Steve Fitzhugh

No. 74
- Position:: Defensive back

Personal information
- Born:: May 11, 1961 (age 63) Akron, Ohio, U.S.
- Height:: 5 ft 11 in (1.80 m)
- Weight:: 188 lb (85 kg)

Career information
- High school:: Walsh Jesuit
- College:: Miami (OH)
- Undrafted:: 1986

Career history
- Denver Broncos (1986–1987);
- Stats at Pro Football Reference

= Steve Fitzhugh =

American football player (born 1963)

Steve Fitzhugh (born January 28, 1963, in Akron, Ohio) is an American former professional football player who was a defensive back with the Denver Broncos of the National Football League (NFL). He began as a track and field all-star, becoming one of the top five sprinters in the country.

Fitzhugh attended Walsh Jesuit High School in Cuyahoga Falls, Ohio. There he was a highly touted football player and track star. He was highly recruited and selected Miami University on a full athletic scholarship to play football. There he was the captain of the football and track teams his senior year. Known as an "intimidating hitter", he was recruited by the NFL. He signed with the Denver Broncos in 1986. He was sidelined by a shoulder injury after two years in the league.

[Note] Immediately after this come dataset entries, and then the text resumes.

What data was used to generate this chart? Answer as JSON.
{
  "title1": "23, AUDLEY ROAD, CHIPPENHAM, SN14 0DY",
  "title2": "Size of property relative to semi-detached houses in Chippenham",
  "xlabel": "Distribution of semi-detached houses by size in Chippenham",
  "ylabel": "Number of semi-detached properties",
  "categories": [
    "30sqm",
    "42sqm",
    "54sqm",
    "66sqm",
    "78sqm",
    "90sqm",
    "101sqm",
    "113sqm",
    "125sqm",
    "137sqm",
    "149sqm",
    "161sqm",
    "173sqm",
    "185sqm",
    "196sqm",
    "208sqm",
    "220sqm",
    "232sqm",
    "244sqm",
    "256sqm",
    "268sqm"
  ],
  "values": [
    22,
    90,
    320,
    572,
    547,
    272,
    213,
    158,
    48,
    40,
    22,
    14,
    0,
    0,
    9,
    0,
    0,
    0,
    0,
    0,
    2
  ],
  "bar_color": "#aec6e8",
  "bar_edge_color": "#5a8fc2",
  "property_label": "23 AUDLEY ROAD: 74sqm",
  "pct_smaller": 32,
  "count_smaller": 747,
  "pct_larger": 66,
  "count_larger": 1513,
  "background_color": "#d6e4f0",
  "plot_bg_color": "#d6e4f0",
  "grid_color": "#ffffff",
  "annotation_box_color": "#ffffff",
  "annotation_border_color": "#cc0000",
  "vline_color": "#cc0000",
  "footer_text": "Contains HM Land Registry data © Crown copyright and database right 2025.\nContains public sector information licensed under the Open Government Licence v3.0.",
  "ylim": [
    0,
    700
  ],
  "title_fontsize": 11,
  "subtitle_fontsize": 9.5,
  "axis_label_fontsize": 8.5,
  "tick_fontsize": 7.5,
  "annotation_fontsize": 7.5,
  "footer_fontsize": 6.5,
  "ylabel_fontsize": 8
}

He is now an author, humorist and motivational speaker spending much of his time as a professional communicator, with teenagers about drugs, alcohol, and right choices. He travels around the nation and abroad as a guest speaker for a variety of venues including schools, colleges professional athletic teams, corporations, and penal institutions. Fitzhugh partnered with Ricky Bolden and Lon Solomon in co-founding The House, DC, three former crack houses transformed into an after-school youth center which services the under served population of Anacostia, Southeast Washington, DC. Fitzhugh is also the national spokesperson for the Fellowship of Christian Athletes 'OneWay2Play-Drug Free' program. He has also been to Jacksonville Illinois and told his life story about drugs.